Znała go już dosyć długo i wiedziała, jakie on sam ma do nich podejście, jednak
wychowanie nie pozwalało jej na to, by czuć się całkowicie komfortowo w
zaistniałej sytuacji. Na szczęście panicz Black szybko uspokoił jej sumienie,
mówiąc:
- Jesteś nazbyt łaskawa. Nie zdziwiłbym się, gdybyś
zażądała odszkodowania po trwałych urazach psychicznych, których nabawiłaś się
po tym spotkaniu. – Łapa miał luźny stosunek do sprawy. – Ale chciałbym
zapytać, kiedy widziałaś pana i panią B. i w jakich okolicznościach?
- Wczoraj wieczorem.
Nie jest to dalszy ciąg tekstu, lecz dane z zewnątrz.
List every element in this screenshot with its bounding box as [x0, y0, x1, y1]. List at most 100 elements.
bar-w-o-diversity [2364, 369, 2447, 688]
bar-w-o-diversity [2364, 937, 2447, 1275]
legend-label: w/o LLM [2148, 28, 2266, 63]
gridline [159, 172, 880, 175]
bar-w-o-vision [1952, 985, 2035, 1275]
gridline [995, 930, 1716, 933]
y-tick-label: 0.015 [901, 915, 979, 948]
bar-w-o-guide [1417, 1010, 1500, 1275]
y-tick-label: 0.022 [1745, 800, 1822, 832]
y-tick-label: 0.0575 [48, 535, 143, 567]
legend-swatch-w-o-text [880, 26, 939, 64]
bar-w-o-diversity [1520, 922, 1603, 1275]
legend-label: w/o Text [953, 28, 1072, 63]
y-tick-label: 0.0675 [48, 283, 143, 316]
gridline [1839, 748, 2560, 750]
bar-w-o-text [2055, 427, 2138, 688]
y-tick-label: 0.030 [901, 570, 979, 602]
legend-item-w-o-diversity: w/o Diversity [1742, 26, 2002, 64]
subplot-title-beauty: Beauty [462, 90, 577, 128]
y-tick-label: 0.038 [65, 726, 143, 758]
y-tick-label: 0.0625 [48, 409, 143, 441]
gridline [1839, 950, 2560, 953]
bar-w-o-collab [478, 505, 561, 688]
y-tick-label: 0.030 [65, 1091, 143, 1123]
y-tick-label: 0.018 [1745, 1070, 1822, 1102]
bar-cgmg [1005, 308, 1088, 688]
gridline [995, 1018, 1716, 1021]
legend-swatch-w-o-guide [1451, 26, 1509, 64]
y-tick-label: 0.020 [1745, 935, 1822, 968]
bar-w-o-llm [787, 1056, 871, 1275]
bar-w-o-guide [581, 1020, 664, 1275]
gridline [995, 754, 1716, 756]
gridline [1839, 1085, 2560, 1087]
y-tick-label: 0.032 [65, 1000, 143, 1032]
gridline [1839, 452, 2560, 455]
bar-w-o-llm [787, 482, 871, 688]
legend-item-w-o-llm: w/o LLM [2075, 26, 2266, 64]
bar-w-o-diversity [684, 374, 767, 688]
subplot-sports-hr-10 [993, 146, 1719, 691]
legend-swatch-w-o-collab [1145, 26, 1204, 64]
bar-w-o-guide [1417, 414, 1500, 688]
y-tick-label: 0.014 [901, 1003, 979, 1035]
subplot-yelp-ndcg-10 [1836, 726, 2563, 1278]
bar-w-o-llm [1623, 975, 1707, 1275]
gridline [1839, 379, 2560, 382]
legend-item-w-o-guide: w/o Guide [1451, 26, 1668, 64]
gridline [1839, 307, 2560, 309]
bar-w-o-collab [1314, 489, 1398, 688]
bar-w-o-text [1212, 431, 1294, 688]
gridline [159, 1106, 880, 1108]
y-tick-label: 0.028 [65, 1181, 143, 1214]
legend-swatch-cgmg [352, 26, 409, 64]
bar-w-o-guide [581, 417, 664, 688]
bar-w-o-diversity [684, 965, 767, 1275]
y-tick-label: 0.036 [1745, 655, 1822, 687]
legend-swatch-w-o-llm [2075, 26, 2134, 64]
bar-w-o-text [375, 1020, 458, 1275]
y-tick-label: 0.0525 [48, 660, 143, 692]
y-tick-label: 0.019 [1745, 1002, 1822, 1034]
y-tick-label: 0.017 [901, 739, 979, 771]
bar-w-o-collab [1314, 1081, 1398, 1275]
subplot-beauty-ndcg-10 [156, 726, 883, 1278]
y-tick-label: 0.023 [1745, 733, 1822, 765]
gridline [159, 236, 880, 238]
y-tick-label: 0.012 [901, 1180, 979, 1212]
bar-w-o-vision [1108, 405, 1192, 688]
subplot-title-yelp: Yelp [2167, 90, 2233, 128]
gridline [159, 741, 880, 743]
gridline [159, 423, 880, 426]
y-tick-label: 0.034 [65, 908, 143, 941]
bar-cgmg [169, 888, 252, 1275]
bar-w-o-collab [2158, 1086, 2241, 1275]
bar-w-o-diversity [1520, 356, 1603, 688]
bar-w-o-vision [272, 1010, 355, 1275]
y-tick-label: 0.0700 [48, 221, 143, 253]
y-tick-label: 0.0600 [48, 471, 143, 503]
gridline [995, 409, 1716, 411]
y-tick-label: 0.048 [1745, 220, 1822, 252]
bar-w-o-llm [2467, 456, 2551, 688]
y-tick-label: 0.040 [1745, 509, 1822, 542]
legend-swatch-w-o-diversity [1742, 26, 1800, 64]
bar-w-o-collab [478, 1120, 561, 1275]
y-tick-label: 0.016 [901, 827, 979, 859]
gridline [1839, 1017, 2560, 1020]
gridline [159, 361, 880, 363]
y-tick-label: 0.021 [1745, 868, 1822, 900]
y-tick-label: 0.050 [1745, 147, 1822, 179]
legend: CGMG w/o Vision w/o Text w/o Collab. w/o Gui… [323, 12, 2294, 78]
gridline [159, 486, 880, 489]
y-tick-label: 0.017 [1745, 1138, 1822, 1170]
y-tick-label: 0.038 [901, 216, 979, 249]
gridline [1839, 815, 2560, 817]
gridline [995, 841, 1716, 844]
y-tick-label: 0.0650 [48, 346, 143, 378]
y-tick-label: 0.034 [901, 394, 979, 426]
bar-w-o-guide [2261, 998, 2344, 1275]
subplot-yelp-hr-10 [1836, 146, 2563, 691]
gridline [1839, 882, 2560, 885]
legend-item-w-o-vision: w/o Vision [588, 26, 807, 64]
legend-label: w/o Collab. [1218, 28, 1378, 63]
Miałam ich przywitać po
przyjeździe do szkoły.
- A widziałaś może przy tej okazji Jules? – Remus
zadał przytomnie pytanie, które nasunęło się już wszystkim Huncwotom.
- Tak. – powiedziała powoli Lily i mimowolnie się
uśmiechnęła. – Można powiedzieć, że zwarłyśmy szyki w ,,rozmowie” z Twoimi
rodzicami, Syriuszu.
- WOW – powiedzieli jednocześnie James i Syriusz.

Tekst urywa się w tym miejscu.